If you use this model, please cite the Places2 paper (of which I am not affiliated). Note this model is slightly different from the AlexNet in Caffe. Notable differences: no groups in the convolutions, no spatial normalization, batch normalizaiton, trained with Adam instead of SGD, and sampling with replacement. It is unclear to me whether these changes have a significant impact on performance.

Data Setup

By default, we assume you have a text file that lists your dataset. This text does not store your dataset; it just lists filepaths to it, and any meta data. Each line in this text file represents one training example, and its associated category ID. The syntax of the line should be:

<filename><tab><number>

For example:

bedroom/IMG_050283.jpg    5
bedroom/IMG_237761.jpg    5
office/IMG_838222.jpg     10

The <number> should start counting at 1.

After you create this file, open main.lua and change data_list to point to this file. You can specify a data_root too, which will be prepended to each filename.

Training

Define your model in the net variable. By default, it is AlexNet. To learn more about the modules you can use, see nn. You can also adjust your loss with the criterion variable.

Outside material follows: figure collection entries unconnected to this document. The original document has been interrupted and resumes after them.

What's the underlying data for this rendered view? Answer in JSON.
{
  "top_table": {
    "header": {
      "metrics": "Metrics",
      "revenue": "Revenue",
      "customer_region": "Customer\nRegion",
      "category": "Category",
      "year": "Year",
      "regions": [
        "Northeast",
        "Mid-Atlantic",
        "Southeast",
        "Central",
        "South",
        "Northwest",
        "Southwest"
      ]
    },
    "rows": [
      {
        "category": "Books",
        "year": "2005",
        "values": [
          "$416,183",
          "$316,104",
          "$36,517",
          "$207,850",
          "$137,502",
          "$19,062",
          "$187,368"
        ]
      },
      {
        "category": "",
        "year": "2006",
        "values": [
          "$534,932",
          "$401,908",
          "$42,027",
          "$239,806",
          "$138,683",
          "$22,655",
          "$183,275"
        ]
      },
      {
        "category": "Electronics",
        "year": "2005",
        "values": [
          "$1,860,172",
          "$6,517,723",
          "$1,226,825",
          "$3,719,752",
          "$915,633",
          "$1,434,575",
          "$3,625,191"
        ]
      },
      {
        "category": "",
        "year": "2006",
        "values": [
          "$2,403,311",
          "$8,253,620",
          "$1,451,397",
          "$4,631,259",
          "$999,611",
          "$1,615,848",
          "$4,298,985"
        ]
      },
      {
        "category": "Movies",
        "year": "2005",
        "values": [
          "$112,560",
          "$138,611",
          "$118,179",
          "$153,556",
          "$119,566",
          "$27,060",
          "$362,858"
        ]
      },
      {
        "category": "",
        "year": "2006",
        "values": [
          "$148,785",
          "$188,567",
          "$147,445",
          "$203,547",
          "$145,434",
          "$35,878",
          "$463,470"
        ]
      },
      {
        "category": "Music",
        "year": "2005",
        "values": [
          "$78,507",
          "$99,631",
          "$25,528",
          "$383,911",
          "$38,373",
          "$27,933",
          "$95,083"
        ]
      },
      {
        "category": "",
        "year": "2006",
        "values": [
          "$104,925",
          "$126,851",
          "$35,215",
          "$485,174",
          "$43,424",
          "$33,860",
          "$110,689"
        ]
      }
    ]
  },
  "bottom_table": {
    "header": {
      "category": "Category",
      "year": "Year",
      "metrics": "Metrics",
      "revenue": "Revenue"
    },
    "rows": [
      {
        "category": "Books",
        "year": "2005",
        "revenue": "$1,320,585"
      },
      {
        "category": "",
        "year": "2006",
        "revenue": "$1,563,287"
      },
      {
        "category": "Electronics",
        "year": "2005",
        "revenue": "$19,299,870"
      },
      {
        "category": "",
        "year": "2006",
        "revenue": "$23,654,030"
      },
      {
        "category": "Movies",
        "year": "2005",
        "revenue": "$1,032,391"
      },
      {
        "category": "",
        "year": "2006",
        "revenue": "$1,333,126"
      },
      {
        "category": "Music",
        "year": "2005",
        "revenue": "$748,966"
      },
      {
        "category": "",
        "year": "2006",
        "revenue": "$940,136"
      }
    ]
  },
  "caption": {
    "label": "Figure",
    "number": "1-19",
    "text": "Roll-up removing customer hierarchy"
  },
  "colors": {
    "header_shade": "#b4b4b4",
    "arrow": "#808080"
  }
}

Remember to also adjust any options in opt, such as the learning rate and the number of classes. Setting these hyperparameters is a bit of an art, but generally it is recommended to use a learning rate of 0.001 and batch size of at least 64, but 128 or 256 may be better if you have the memory. For a systematic study, see this paper.

Finally, to start training, just do:

$ CUDA_VISIBLE_DEVICES=0 th main.lua

where you replace the number after CUDA_VISIBLE_DEVICES with the GPU you want to run on. You can find which GPU to use with $ nvidia-smi on our GPU cluster. Note: this number is 0-indexed, unlike the rest of Torch!

During training, it will dump snapshots to the checkpoints/ directory every epoch. Each time you start a new experiment, you should change the name (in opt), to avoid overwriting previous experiments. The code will not warn you about this (to keep things simple).

Evaluation

To evaluate your model, you can use the eval.lua script. It mostly follows the same format as main.lua. It reads your validation/testing dataset from a file similar to before, and sequentially runs through it, calculating both the top-1 and top-5 accuracy.

Graphics, Logs

If you want to see graphics and the loss over time, in a different shell on the same machine, run this command:

$ th -ldisplay.start 8000 0.0.0.0

then navigate to http://HOST.csail.mit.edu:8000 in your browser. Every 10th iteration it will push graphs.

On the CSAIL vision cluster, you can run this code out-of-the-box, and it will start to train AlexNet on the Places2 database.